After a year of delays, cancellations, and a significant increase of onboard passenger incidents, travelers are looking for more convenient solutions. Many airlines have also reduced routes and decreased frequencies making commercial airlines less reliable. Private jets can fly directly to more destinations, landing in smaller airports that larger aircraft cannot access. Private jet rental companies such as Aeroaffaires in France, have created new membership and sustainability programs to accommodate a larger range of clients.

Contrary to what the name suggests, business aviation encompasses all air travel outside of scheduled or commercial and freight journeys. It is the rise in bookings for families and leisure travel that have expanded the market for business aviation in 2021 and beyond. Business aviation has seen a surge in services and amenities specifically catered toward young travelers and 4 legged members of the family. Many jets are outfitted with booster seats and napping areas. Catering has become more inclusive of younger passengers. For many chartered flight passengers, privacy is the main motivator. Exclusive boarding areas or the ability to drive directly to your aircraft are yet another advantage for travelers wishing to remain discreet. New payment methods such as crypto currency offered by most charted jet operators, keep data safe throughout the entire booking process.

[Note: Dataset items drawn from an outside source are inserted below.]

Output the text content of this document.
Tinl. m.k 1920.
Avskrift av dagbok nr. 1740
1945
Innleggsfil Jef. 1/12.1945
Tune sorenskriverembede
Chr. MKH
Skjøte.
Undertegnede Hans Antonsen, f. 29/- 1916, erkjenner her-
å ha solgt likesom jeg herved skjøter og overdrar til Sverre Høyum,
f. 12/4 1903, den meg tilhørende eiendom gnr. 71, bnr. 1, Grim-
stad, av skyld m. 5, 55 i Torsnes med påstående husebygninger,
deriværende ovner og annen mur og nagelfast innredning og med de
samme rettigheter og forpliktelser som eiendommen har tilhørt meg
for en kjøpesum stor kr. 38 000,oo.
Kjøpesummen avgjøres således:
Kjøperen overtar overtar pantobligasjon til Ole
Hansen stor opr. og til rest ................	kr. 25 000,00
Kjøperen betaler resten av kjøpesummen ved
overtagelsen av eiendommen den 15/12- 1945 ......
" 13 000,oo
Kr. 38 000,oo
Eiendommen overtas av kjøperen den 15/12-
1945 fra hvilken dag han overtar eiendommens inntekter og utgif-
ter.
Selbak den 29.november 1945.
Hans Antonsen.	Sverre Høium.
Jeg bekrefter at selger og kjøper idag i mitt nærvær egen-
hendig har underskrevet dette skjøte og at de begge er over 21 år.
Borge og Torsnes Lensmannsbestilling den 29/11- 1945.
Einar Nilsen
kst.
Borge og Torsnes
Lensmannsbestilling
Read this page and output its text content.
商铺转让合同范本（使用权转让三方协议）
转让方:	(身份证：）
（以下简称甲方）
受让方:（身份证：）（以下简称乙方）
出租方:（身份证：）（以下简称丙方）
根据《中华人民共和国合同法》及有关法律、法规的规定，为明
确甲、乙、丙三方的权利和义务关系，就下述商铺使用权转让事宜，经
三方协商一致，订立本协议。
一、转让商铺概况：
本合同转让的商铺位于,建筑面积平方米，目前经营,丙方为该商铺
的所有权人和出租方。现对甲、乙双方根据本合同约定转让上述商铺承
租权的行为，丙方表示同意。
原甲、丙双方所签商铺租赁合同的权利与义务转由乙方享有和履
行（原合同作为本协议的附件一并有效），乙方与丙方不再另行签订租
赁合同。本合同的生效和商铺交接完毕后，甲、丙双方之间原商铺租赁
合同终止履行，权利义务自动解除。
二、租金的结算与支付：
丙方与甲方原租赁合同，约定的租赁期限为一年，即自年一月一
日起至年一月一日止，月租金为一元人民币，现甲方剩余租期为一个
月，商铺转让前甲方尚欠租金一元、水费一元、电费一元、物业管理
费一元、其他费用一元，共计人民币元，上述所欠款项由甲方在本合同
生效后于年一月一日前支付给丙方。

New private jet models and concepts

The business aviation boom has caused private jet inventory to drop to record lows, falling below 3% for the major companies (Jefferies Equity Research). The secondhand market is seeing unparalleled activity as well. Used business jet inventories are the lowest they’ve been in years, and yet prices are 20 to 30% higher. There are virtually no young, pre owned jets available, narrowing the price gap between new and used models.  Pre Owned aircraft for sale May 2021 accounted for only 6.6% of the worldwide fleet, the lowest level recorded in 25 years according to JETNET data. 864 pre-owned business jets sold during the first four months of 2021, up 36% from the same period last year with multiple offers on almost every one. The shortage of secondhand inventory is good news for jet manufacturers. Gulfstream, Embraer, Cessna, and Bombardier are responding with the introduction of new models designed to be roomier and travel further distances. Dassault’s Falcon 10x, Gulfstream’s G700, and G400 offer improved cabin size, comfort, and amenability. The Gulfstream G800 is equipped with 13496-pound thrust Rolls-Royce engines and flies further than Boeing 787 Dreamliner, flying 8000 miles at Mach .85. Bombardier has upgraded its Challenger 350 private jet for the first time since it’s 2014 debut. The necessity for a revamped aircraft in 2022, the Challenger 3500, was motivated by the boom in demand for business travel.

Increased sustainability is a major focus for 2022 as well. Passengers are becoming more interested in aircraft running on sustainable aviation fuels (SAFs), prompting manufacturers to make this a priority and stay ahead of possible regulation changes.

Clients want to fly with a provider who can measure and act on their flight emissions. They are looking for the long-term, responsible approach to sustainability that can be offered from business aviation. Chartered jet providers are installing 100% carbon offset programs and committing to transparency with regards to their environmental practices.

Continued wealth creation, and a shift in the clientele, affording travelers the safety, convenience, and privacy of business aviation, ensure that the growth seen in 2021 will continue through 2022. Jet manufacturers are facing supply-chain shortages to fulfill the increase in orders. Chartered jet companies are adapting their offers to accommodate a broader range of clients and a greater number of itineraries.